Ag business grad supervises automation for vegetables

Santa Barbara County Young Farmer & Rancher Stephen Waldron oversees high-tech machinery for Plantel Nurseries. He takes care of 13 machines, troubleshoots to resolve mechanical issues and supervises crew members who make repairs. He is working to help the company fully automate its transplanting business.
By Caleb Hampton
(This is the third of a three-part series highlighting individuals in California Farm Bureau’s Young Farmers & Ranchers program.)
Stephen Waldron grew up around agriculture in the Santa Maria Valley, and farming “was always part of my life,” he said.
He participated in 4-H throughout elementary and high school. At 16, he began working in celery fields, picking up sprinkler pipe and doing basic maintenance. Then he later gravitated to the more technical trades, learning to weld and perform other mechanical jobs.
Ultimately, his love of working outdoors and the enjoyment he found in using technology to solve problems convinced Waldron that agriculture was the career field that fulfilled both his passions.
With widespread farm labor shortages and automation playing an increasingly important role, his interests were well suited to the needs of California produce growers.

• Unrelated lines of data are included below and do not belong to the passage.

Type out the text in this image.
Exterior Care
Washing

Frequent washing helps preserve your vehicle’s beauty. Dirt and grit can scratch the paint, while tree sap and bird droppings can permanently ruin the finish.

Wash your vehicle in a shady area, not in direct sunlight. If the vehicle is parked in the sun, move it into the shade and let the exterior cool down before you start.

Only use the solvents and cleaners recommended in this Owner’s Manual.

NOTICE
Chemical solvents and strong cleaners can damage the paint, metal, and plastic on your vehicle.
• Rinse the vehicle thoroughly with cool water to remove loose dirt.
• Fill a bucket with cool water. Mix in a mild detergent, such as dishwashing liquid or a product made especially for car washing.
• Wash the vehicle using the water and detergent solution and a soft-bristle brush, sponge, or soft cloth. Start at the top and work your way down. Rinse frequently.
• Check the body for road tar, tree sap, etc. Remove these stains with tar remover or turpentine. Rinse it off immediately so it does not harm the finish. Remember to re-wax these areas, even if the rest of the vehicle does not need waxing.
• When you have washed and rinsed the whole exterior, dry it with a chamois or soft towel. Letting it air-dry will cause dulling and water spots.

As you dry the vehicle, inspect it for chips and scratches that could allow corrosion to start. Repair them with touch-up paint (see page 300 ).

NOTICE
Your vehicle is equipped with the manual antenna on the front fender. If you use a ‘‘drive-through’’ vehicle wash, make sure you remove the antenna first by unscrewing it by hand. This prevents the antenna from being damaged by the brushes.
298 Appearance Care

Since graduating from California State University, Fresno, in 2018, with a degree in agriculture business, Waldron has worked as a field automation supervisor for the Santa Maria-based Plantel Nurseries, overseeing the company’s use of new technologies.
Plantel Nurseries produces vegetable seedlings, most commonly celery, broccoli, cauliflower, cabbage and lettuce, for customers all over the country who sell the produce to big-box retailers and food chains.
“They brought me on to oversee all of the automated machines,” said Waldron, who spent his final college summer at Plantel Nurseries as the company was first adopting automated transplanting machines and joined the company full-time in early 2019.
“With the labor issues and the general direction of the industry, they knew the direction they were going in was going to be automation,” he said.
Plantel Nurseries transplants crops for regional vegetable growers in the Santa Maria Valley. After receiving seeds from farmers, the company sows them into trays, lets them germinate for several days until they sprout, moves the sprouts to a greenhouse where they grow for 21 to 78 days, depending on the crop and the time of year, and then delivers the seedlings to local farms.
For the past few decades, farmers have used conventional transplanting machines that require crews of one or two dozen people to pull the plants out of trays and drop them down a shoot into the ground.
Plantel Nurseries uses two new machines to transplant crops: an Italian-made automated transplanter and an automated PlantTape machine that was developed in Spain and made in Hollister.
“This is where I come in,” Waldron said. “With these new automated machines, it’s a robot that’s removing the plants from the tray and dropping them down to put them in the ground.” It isn’t an entirely robotic process, but it requires much less human labor than the conventional machines.
The PlantTape company says its machine can double or triple output while cutting labor costs by up to 80%. At Plantel Nurseries, the automated machines are operated by crews of three to five people.
Since joining the company, Waldron has taken the lead in implementing the new technology. “My day-to-day role at Plantel is to oversee all things around the new robotic and automated equipment that is used to plant our seedlings,” he said.
That involves everything from operating the equipment to training and supervising crew members on it to making repairs, coordinating with customers, and scheduling when and where to plant.
“You’re not doing the same thing every single day,” he said. “It’s always something different.”
The automated technology brings its own challenges. Waldron takes care of 13 machines. With the help of a technician, he troubleshoots mechanical failures and computer issues and deals with broken-down components of the robots. “I have a guy at the shop full-time as well as a foreman in the field,” he said.
The robot-centered nature of his job hasn’t removed Waldron from the hands-on side of farming that first drew him in. “I’ll walk through the nursery with the customers to look at the plants and make sure everything’s ready,” Waldron said. “Then, once we’re in the field, I oversee the crews.”
Moving forward, Waldron aims to help Plantel Nurseries fully automate its transplanting business and phase out its use of the conventional machines. For now, the company uses the automated machines for celery, cauliflower and lettuce, but hasn’t expanded further due to the differing germination rates of various crops.
Solving these kinds of problems motivates Waldron. He said he values the opportunity to discuss the challenges other farmers are facing, something he’s gotten to do through the California Farm Bureau’s Young Farmers & Ranchers program.
“It’s been great getting the opportunity to network with individuals from across the state,” said Waldron, who serves on the Santa Barbara County Farm Bureau Board of Directors.
He said he enjoys his conversations with farmers, including talking “about the challenges they’re facing and how they’re adapting to them—the different ways they’re approaching problems, bringing new approaches to issues that have been around for many years.”